Los dos amigos giraron rápidamente en un pasillo, y, al ver una puerta entreabierta, la aprovecharon para esconderse. Se agacharon vigilando por debajo de la puerta mientras observaban cómo el vestido rojo y pomposo de la niña se alejaba lentamente.

—Parece que ya se fue —susurró su amigo, con una sonrisa de alivio.

Salieron riendo, pero apenas dieron unos pasos despreocupados cuando escucharon la voz de la niña otra vez. Se miraron, sabiendo que, si no corrían, tendrían que enfrentarse a ella de nuevo. Con una última carcajada, echaron a correr escaleras abajo, casi chocando con un mesero que llevaba copas de vino. El pobre hombre tuvo que sostenerse del barandal de madera para no volcar todo.

Al girar en otro pasillo, terminaron en uno oscuro, iluminado únicamente por la luz que se filtraba a través de un agujero en el suelo. El niño reconoció el lugar y un escalofrío le recorrió el cuerpo. Su amigo, sin embargo, parecía más intrigado que asustado.

—No deberíamos estar aquí —le advirtió, intentando apartarlo.

—Espera, creo que hay unas escaleras —dijo su amigo, inclinándose hacia el agujero.

—Vamos, tenemos que irnos. Creo que escuché su voz, se está acercando.

—No, nos verá si nos quedamos aquí. Vamos. —Su amigo tomó su mano y lo arrastró hacia el agujero en el piso.
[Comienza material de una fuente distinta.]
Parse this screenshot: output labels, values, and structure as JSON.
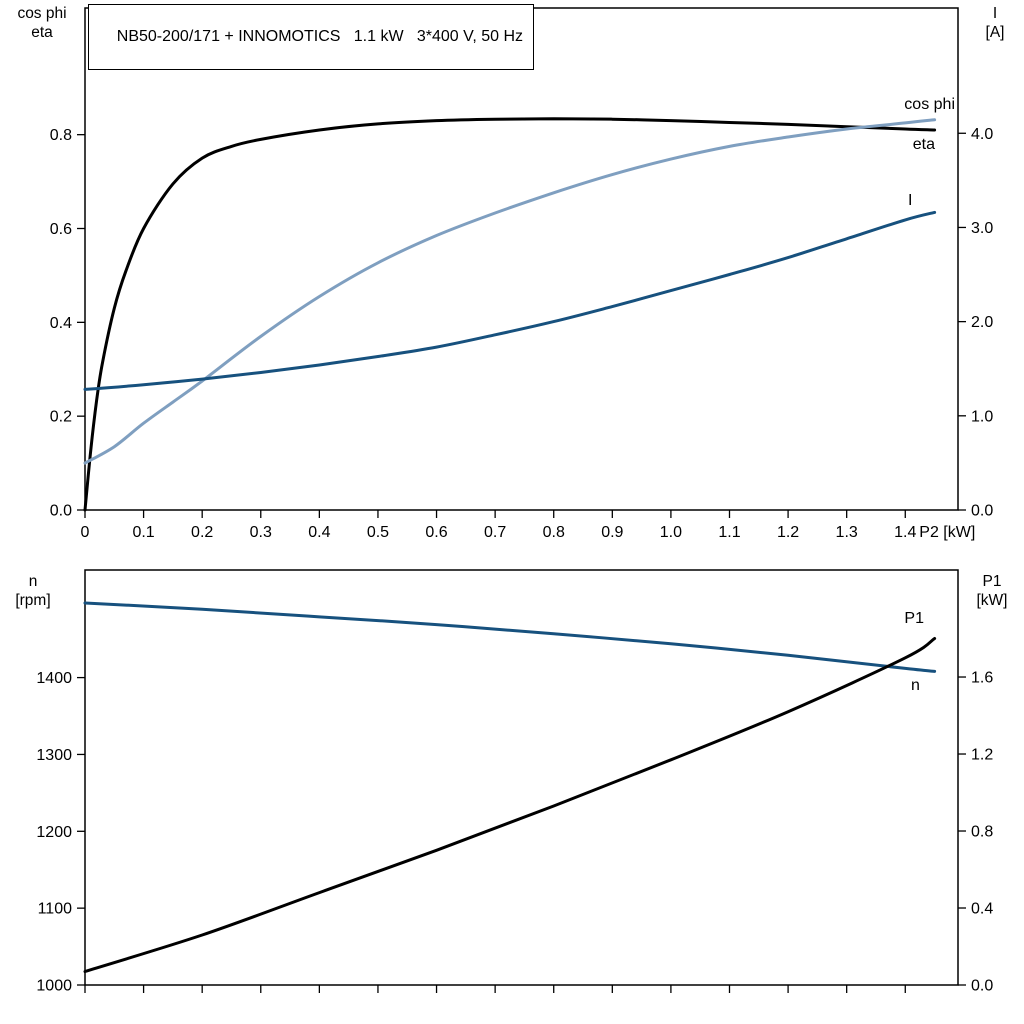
{
  "header": {
    "title": "NB50-200/171 + INNOMOTICS   1.1 kW   3*400 V, 50 Hz"
  },
  "colors": {
    "frame": "#000000",
    "eta_p1_curve": "#000000",
    "cos_phi_curve": "#7f9fc0",
    "current_n_curve": "#17517e"
  },
  "chart_data": [
    {
      "type": "line",
      "title": "Motor efficiency, power factor and current vs shaft power",
      "grid": false,
      "legend_position": "end-of-curve",
      "x_axis": {
        "unit_label": "P2 [kW]",
        "range": [
          0,
          1.49
        ],
        "tick_values": [
          0,
          0.1,
          0.2,
          0.3,
          0.4,
          0.5,
          0.6,
          0.7,
          0.8,
          0.9,
          1.0,
          1.1,
          1.2,
          1.3,
          1.4
        ],
        "tick_labels": [
          "0",
          "0.1",
          "0.2",
          "0.3",
          "0.4",
          "0.5",
          "0.6",
          "0.7",
          "0.8",
          "0.9",
          "1.0",
          "1.1",
          "1.2",
          "1.3",
          "1.4"
        ],
        "show_tick_labels": true
      },
      "y_left": {
        "header_lines": [
          "cos phi",
          "eta"
        ],
        "range": [
          0,
          1.07
        ],
        "tick_values": [
          0.0,
          0.2,
          0.4,
          0.6,
          0.8
        ],
        "tick_labels": [
          "0.0",
          "0.2",
          "0.4",
          "0.6",
          "0.8"
        ]
      },
      "y_right": {
        "header_lines": [
          "I",
          "[A]"
        ],
        "range": [
          0,
          5.33
        ],
        "tick_values": [
          0.0,
          1.0,
          2.0,
          3.0,
          4.0
        ],
        "tick_labels": [
          "0.0",
          "1.0",
          "2.0",
          "3.0",
          "4.0"
        ]
      },
      "series": [
        {
          "name": "eta",
          "label": "eta",
          "axis": "left",
          "color": "#000000",
          "points": [
            [
              0,
              0
            ],
            [
              0.01,
              0.13
            ],
            [
              0.02,
              0.235
            ],
            [
              0.03,
              0.315
            ],
            [
              0.05,
              0.43
            ],
            [
              0.07,
              0.51
            ],
            [
              0.1,
              0.6
            ],
            [
              0.15,
              0.695
            ],
            [
              0.2,
              0.75
            ],
            [
              0.25,
              0.775
            ],
            [
              0.3,
              0.79
            ],
            [
              0.4,
              0.81
            ],
            [
              0.5,
              0.823
            ],
            [
              0.6,
              0.83
            ],
            [
              0.7,
              0.833
            ],
            [
              0.8,
              0.834
            ],
            [
              0.9,
              0.833
            ],
            [
              1.0,
              0.83
            ],
            [
              1.1,
              0.826
            ],
            [
              1.2,
              0.822
            ],
            [
              1.3,
              0.817
            ],
            [
              1.4,
              0.812
            ],
            [
              1.45,
              0.81
            ]
          ]
        },
        {
          "name": "cos phi",
          "label": "cos phi",
          "axis": "left",
          "color": "#7f9fc0",
          "points": [
            [
              0,
              0.1
            ],
            [
              0.05,
              0.135
            ],
            [
              0.1,
              0.185
            ],
            [
              0.15,
              0.23
            ],
            [
              0.2,
              0.275
            ],
            [
              0.3,
              0.37
            ],
            [
              0.4,
              0.455
            ],
            [
              0.5,
              0.527
            ],
            [
              0.6,
              0.585
            ],
            [
              0.7,
              0.633
            ],
            [
              0.8,
              0.676
            ],
            [
              0.9,
              0.715
            ],
            [
              1.0,
              0.748
            ],
            [
              1.1,
              0.775
            ],
            [
              1.2,
              0.795
            ],
            [
              1.3,
              0.812
            ],
            [
              1.4,
              0.825
            ],
            [
              1.45,
              0.832
            ]
          ]
        },
        {
          "name": "I",
          "label": "I",
          "axis": "right",
          "color": "#17517e",
          "points": [
            [
              0,
              1.28
            ],
            [
              0.1,
              1.33
            ],
            [
              0.2,
              1.39
            ],
            [
              0.3,
              1.46
            ],
            [
              0.4,
              1.54
            ],
            [
              0.5,
              1.63
            ],
            [
              0.6,
              1.73
            ],
            [
              0.7,
              1.86
            ],
            [
              0.8,
              2.0
            ],
            [
              0.9,
              2.16
            ],
            [
              1.0,
              2.33
            ],
            [
              1.1,
              2.5
            ],
            [
              1.2,
              2.68
            ],
            [
              1.3,
              2.88
            ],
            [
              1.4,
              3.08
            ],
            [
              1.45,
              3.16
            ]
          ]
        }
      ]
    },
    {
      "type": "line",
      "title": "Speed and input power vs shaft power",
      "grid": false,
      "legend_position": "end-of-curve",
      "x_axis": {
        "unit_label": "",
        "range": [
          0,
          1.49
        ],
        "tick_values": [
          0,
          0.1,
          0.2,
          0.3,
          0.4,
          0.5,
          0.6,
          0.7,
          0.8,
          0.9,
          1.0,
          1.1,
          1.2,
          1.3,
          1.4
        ],
        "tick_labels": [],
        "show_tick_labels": false
      },
      "y_left": {
        "header_lines": [
          "n",
          "[rpm]"
        ],
        "range": [
          1000,
          1540
        ],
        "tick_values": [
          1000,
          1100,
          1200,
          1300,
          1400
        ],
        "tick_labels": [
          "1000",
          "1100",
          "1200",
          "1300",
          "1400"
        ]
      },
      "y_right": {
        "header_lines": [
          "P1",
          "[kW]"
        ],
        "range": [
          0,
          2.156
        ],
        "tick_values": [
          0.0,
          0.4,
          0.8,
          1.2,
          1.6
        ],
        "tick_labels": [
          "0.0",
          "0.4",
          "0.8",
          "1.2",
          "1.6"
        ]
      },
      "series": [
        {
          "name": "n",
          "label": "n",
          "axis": "left",
          "color": "#17517e",
          "points": [
            [
              0,
              1497
            ],
            [
              0.2,
              1489
            ],
            [
              0.4,
              1479
            ],
            [
              0.6,
              1469
            ],
            [
              0.8,
              1457
            ],
            [
              1.0,
              1444
            ],
            [
              1.2,
              1429
            ],
            [
              1.4,
              1412
            ],
            [
              1.45,
              1408
            ]
          ]
        },
        {
          "name": "P1",
          "label": "P1",
          "axis": "right",
          "color": "#000000",
          "points": [
            [
              0,
              0.07
            ],
            [
              0.2,
              0.26
            ],
            [
              0.4,
              0.48
            ],
            [
              0.6,
              0.7
            ],
            [
              0.8,
              0.93
            ],
            [
              1.0,
              1.17
            ],
            [
              1.2,
              1.42
            ],
            [
              1.4,
              1.7
            ],
            [
              1.45,
              1.8
            ]
          ]
        }
      ]
    }
  ]
}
—No quiero bajar, es peligroso.

—¿Tienes miedo? —preguntó su amigo, frunciendo el ceño con incredulidad.

—Sí, vámonos de aquí. No me gusta este lugar —mintió, aunque la preocupación se reflejaba en su rostro.

—Entonces, yo iré primero —dijo el amigo antes de correr escaleras abajo.
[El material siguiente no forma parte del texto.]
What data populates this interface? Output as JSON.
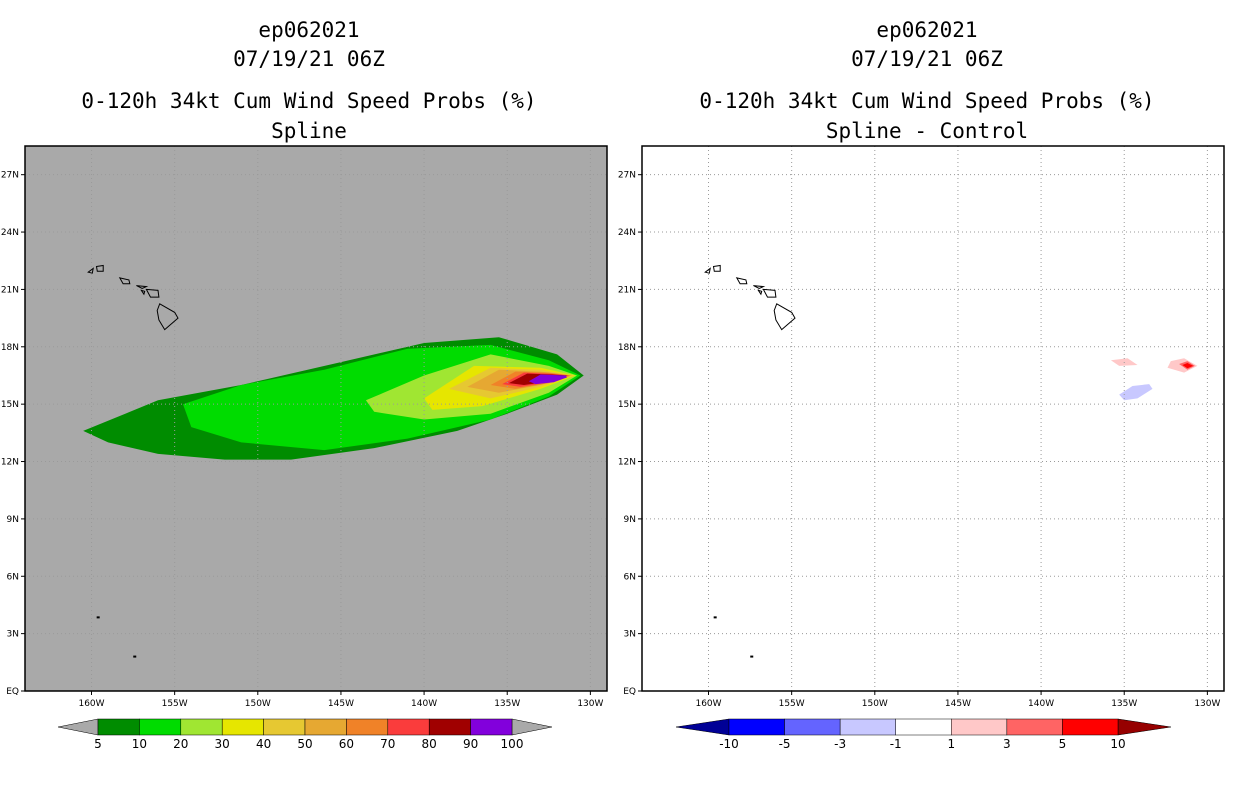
{
  "panels": [
    {
      "id": "left",
      "storm": "ep062021",
      "datetime": "07/19/21 06Z",
      "title": "0-120h 34kt Cum Wind Speed Probs (%)",
      "subtitle": "Spline",
      "background": "#a9a9a9"
    },
    {
      "id": "right",
      "storm": "ep062021",
      "datetime": "07/19/21 06Z",
      "title": "0-120h 34kt Cum Wind Speed Probs (%)",
      "subtitle": "Spline - Control",
      "background": "#ffffff"
    }
  ],
  "chart_data": [
    {
      "type": "heatmap",
      "title": "0-120h 34kt Cum Wind Speed Probs (%)",
      "subtitle": "Spline",
      "units": "%",
      "xlim": [
        -164,
        -129
      ],
      "ylim": [
        0,
        28.5
      ],
      "x_ticks": [
        -160,
        -155,
        -150,
        -145,
        -140,
        -135,
        -130
      ],
      "x_tick_labels": [
        "160W",
        "155W",
        "150W",
        "145W",
        "140W",
        "135W",
        "130W"
      ],
      "y_ticks": [
        0,
        3,
        6,
        9,
        12,
        15,
        18,
        21,
        24,
        27
      ],
      "y_tick_labels": [
        "EQ",
        "3N",
        "6N",
        "9N",
        "12N",
        "15N",
        "18N",
        "21N",
        "24N",
        "27N"
      ],
      "grid": true,
      "contour_levels": [
        5,
        10,
        20,
        30,
        40,
        50,
        60,
        70,
        80,
        90,
        100
      ],
      "colorbar_labels": [
        "5",
        "10",
        "20",
        "30",
        "40",
        "50",
        "60",
        "70",
        "80",
        "90",
        "100"
      ],
      "colors": [
        "#008c00",
        "#00dc00",
        "#a0e632",
        "#e6e600",
        "#e6c832",
        "#e6a832",
        "#f08228",
        "#fa3c3c",
        "#a00000",
        "#8200dc"
      ],
      "contours": [
        {
          "level": 5,
          "path": [
            [
              -160.5,
              13.6
            ],
            [
              -156,
              15.2
            ],
            [
              -151,
              16.0
            ],
            [
              -145,
              17.2
            ],
            [
              -140,
              18.2
            ],
            [
              -135.5,
              18.5
            ],
            [
              -132,
              17.6
            ],
            [
              -130.4,
              16.5
            ],
            [
              -132,
              15.5
            ],
            [
              -135,
              14.5
            ],
            [
              -138,
              13.6
            ],
            [
              -143,
              12.7
            ],
            [
              -148,
              12.1
            ],
            [
              -152,
              12.1
            ],
            [
              -156,
              12.4
            ],
            [
              -159,
              13.0
            ]
          ]
        },
        {
          "level": 10,
          "path": [
            [
              -154.5,
              15.0
            ],
            [
              -151,
              16.0
            ],
            [
              -146,
              16.8
            ],
            [
              -141,
              17.9
            ],
            [
              -136,
              18.1
            ],
            [
              -132.5,
              17.3
            ],
            [
              -130.6,
              16.5
            ],
            [
              -132.5,
              15.4
            ],
            [
              -136,
              14.2
            ],
            [
              -141,
              13.2
            ],
            [
              -146,
              12.6
            ],
            [
              -151,
              13.0
            ],
            [
              -154,
              13.8
            ]
          ]
        },
        {
          "level": 20,
          "path": [
            [
              -143.5,
              15.2
            ],
            [
              -140,
              16.5
            ],
            [
              -136,
              17.6
            ],
            [
              -132.5,
              17.0
            ],
            [
              -130.8,
              16.5
            ],
            [
              -132.5,
              15.6
            ],
            [
              -136,
              14.5
            ],
            [
              -140,
              14.2
            ],
            [
              -143,
              14.6
            ]
          ]
        },
        {
          "level": 30,
          "path": [
            [
              -140,
              15.3
            ],
            [
              -137,
              17.0
            ],
            [
              -133,
              16.9
            ],
            [
              -130.9,
              16.5
            ],
            [
              -133,
              15.8
            ],
            [
              -136.5,
              14.9
            ],
            [
              -139.5,
              14.7
            ]
          ]
        },
        {
          "level": 40,
          "path": [
            [
              -138.5,
              15.8
            ],
            [
              -136,
              16.9
            ],
            [
              -133,
              16.8
            ],
            [
              -131,
              16.5
            ],
            [
              -133,
              15.9
            ],
            [
              -136,
              15.3
            ]
          ]
        },
        {
          "level": 50,
          "path": [
            [
              -137.4,
              15.9
            ],
            [
              -135.5,
              16.8
            ],
            [
              -133,
              16.7
            ],
            [
              -131.1,
              16.5
            ],
            [
              -133,
              16.0
            ],
            [
              -135.5,
              15.6
            ]
          ]
        },
        {
          "level": 60,
          "path": [
            [
              -136,
              16.0
            ],
            [
              -134.5,
              16.7
            ],
            [
              -132.5,
              16.65
            ],
            [
              -131.2,
              16.5
            ],
            [
              -132.5,
              16.1
            ],
            [
              -134.5,
              15.8
            ]
          ]
        },
        {
          "level": 70,
          "path": [
            [
              -135.3,
              16.05
            ],
            [
              -134,
              16.65
            ],
            [
              -132.5,
              16.6
            ],
            [
              -131.3,
              16.5
            ],
            [
              -132.5,
              16.15
            ],
            [
              -134.2,
              15.9
            ]
          ]
        },
        {
          "level": 80,
          "path": [
            [
              -134.9,
              16.1
            ],
            [
              -133.8,
              16.6
            ],
            [
              -132.3,
              16.55
            ],
            [
              -131.4,
              16.5
            ],
            [
              -132.3,
              16.2
            ],
            [
              -134,
              16.0
            ]
          ]
        },
        {
          "level": 90,
          "path": [
            [
              -133.7,
              16.2
            ],
            [
              -133,
              16.55
            ],
            [
              -131.5,
              16.5
            ],
            [
              -131.4,
              16.4
            ],
            [
              -132.2,
              16.15
            ],
            [
              -133.3,
              16.05
            ]
          ]
        }
      ]
    },
    {
      "type": "heatmap",
      "title": "0-120h 34kt Cum Wind Speed Probs (%)",
      "subtitle": "Spline - Control",
      "units": "%",
      "xlim": [
        -164,
        -129
      ],
      "ylim": [
        0,
        28.5
      ],
      "x_ticks": [
        -160,
        -155,
        -150,
        -145,
        -140,
        -135,
        -130
      ],
      "x_tick_labels": [
        "160W",
        "155W",
        "150W",
        "145W",
        "140W",
        "135W",
        "130W"
      ],
      "y_ticks": [
        0,
        3,
        6,
        9,
        12,
        15,
        18,
        21,
        24,
        27
      ],
      "y_tick_labels": [
        "EQ",
        "3N",
        "6N",
        "9N",
        "12N",
        "15N",
        "18N",
        "21N",
        "24N",
        "27N"
      ],
      "grid": true,
      "contour_levels": [
        -10,
        -5,
        -3,
        -1,
        1,
        3,
        5,
        10
      ],
      "colorbar_labels": [
        "-10",
        "-5",
        "-3",
        "-1",
        "1",
        "3",
        "5",
        "10"
      ],
      "colors": [
        "#000096",
        "#0000ff",
        "#6464ff",
        "#c8c8ff",
        "#ffffff",
        "#ffc8c8",
        "#ff6464",
        "#ff0000",
        "#960000"
      ],
      "contours": [
        {
          "level": 1,
          "path": [
            [
              -135.8,
              17.3
            ],
            [
              -134.8,
              17.4
            ],
            [
              -134.2,
              17.05
            ],
            [
              -135.3,
              17.0
            ]
          ]
        },
        {
          "level": 1,
          "path": [
            [
              -132.2,
              17.25
            ],
            [
              -131.4,
              17.4
            ],
            [
              -130.6,
              17.0
            ],
            [
              -131.4,
              16.65
            ],
            [
              -132.4,
              16.9
            ]
          ]
        },
        {
          "level": 3,
          "path": [
            [
              -131.7,
              17.1
            ],
            [
              -131.2,
              17.25
            ],
            [
              -130.75,
              17.0
            ],
            [
              -131.2,
              16.8
            ]
          ]
        },
        {
          "level": 5,
          "path": [
            [
              -131.5,
              17.05
            ],
            [
              -131.2,
              17.15
            ],
            [
              -130.85,
              17.0
            ],
            [
              -131.2,
              16.88
            ]
          ]
        },
        {
          "level": -1,
          "path": [
            [
              -135.3,
              15.5
            ],
            [
              -134.5,
              15.95
            ],
            [
              -133.5,
              16.05
            ],
            [
              -133.3,
              15.8
            ],
            [
              -134.2,
              15.3
            ],
            [
              -135.0,
              15.2
            ]
          ]
        }
      ]
    }
  ],
  "colors": {
    "land_outline": "#000000",
    "grid": "#9a9a9a",
    "left_background": "#a9a9a9",
    "right_background": "#ffffff"
  }
}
Sin más opciones, el niño lo siguió, bajando los peldaños con torpeza. Su amigo ya estaba frente a una puerta de madera, mirándola con fascinación, como si fuera un tesoro oculto en lugar de una simple puerta con decoraciones talladas y una manija de acero.

—Espera —intentó detenerlo, pero ya era demasiado tarde. Su amigo abrió la puerta.

Dentro, no había nada particularmente sorprendente. El mismo mármol en el suelo, una mesa, una cama y una pequeña alfombra nueva. Todo tenía el mismo estilo que el resto de la casa, salvo por una planta que añadía un toque de frescura. No había secretos, no había tesoros.

—Vamos, no podemos estar aquí —insistió, tirando de su amigo.

—¡Así que aquí se escondían! —gritó la niña desde la entrada.

El niño giró, molesto. La situación solo empeoraba. La niña bajó con rapidez y dio un vistazo a la habitación por encima del hombro de su amigo.

—¿Qué haces aquí? —le espetó con ira, justo cuando una figura apareció en las escaleras.

—Ciertamente no deberían estar aquí —dijo una voz grave. Era el señor Dugan, con una mano se apoyaba en la pared y con la otra se sostenía del bastón que había recibido de la abuela del niño.

—Yo intenté detenerlo, Señor —dijo, agarrando a la niña por la muñeca, pero ella lo apartó con molestia.

—Habíamos hablado de esto, ¿no es así? —La mirada de Dugan era inquisitiva, aunque su voz permanecía calma. Sabía que lo había decepcionado, sus ojos parecían decírselo en silencio.

—Lo siento, de verdad. No sé cómo terminamos aquí —se disculpó, mientras su amigo y la niña lo miraban alternativamente a él y al señor Dugan, sin lograr comprender qué sucedía.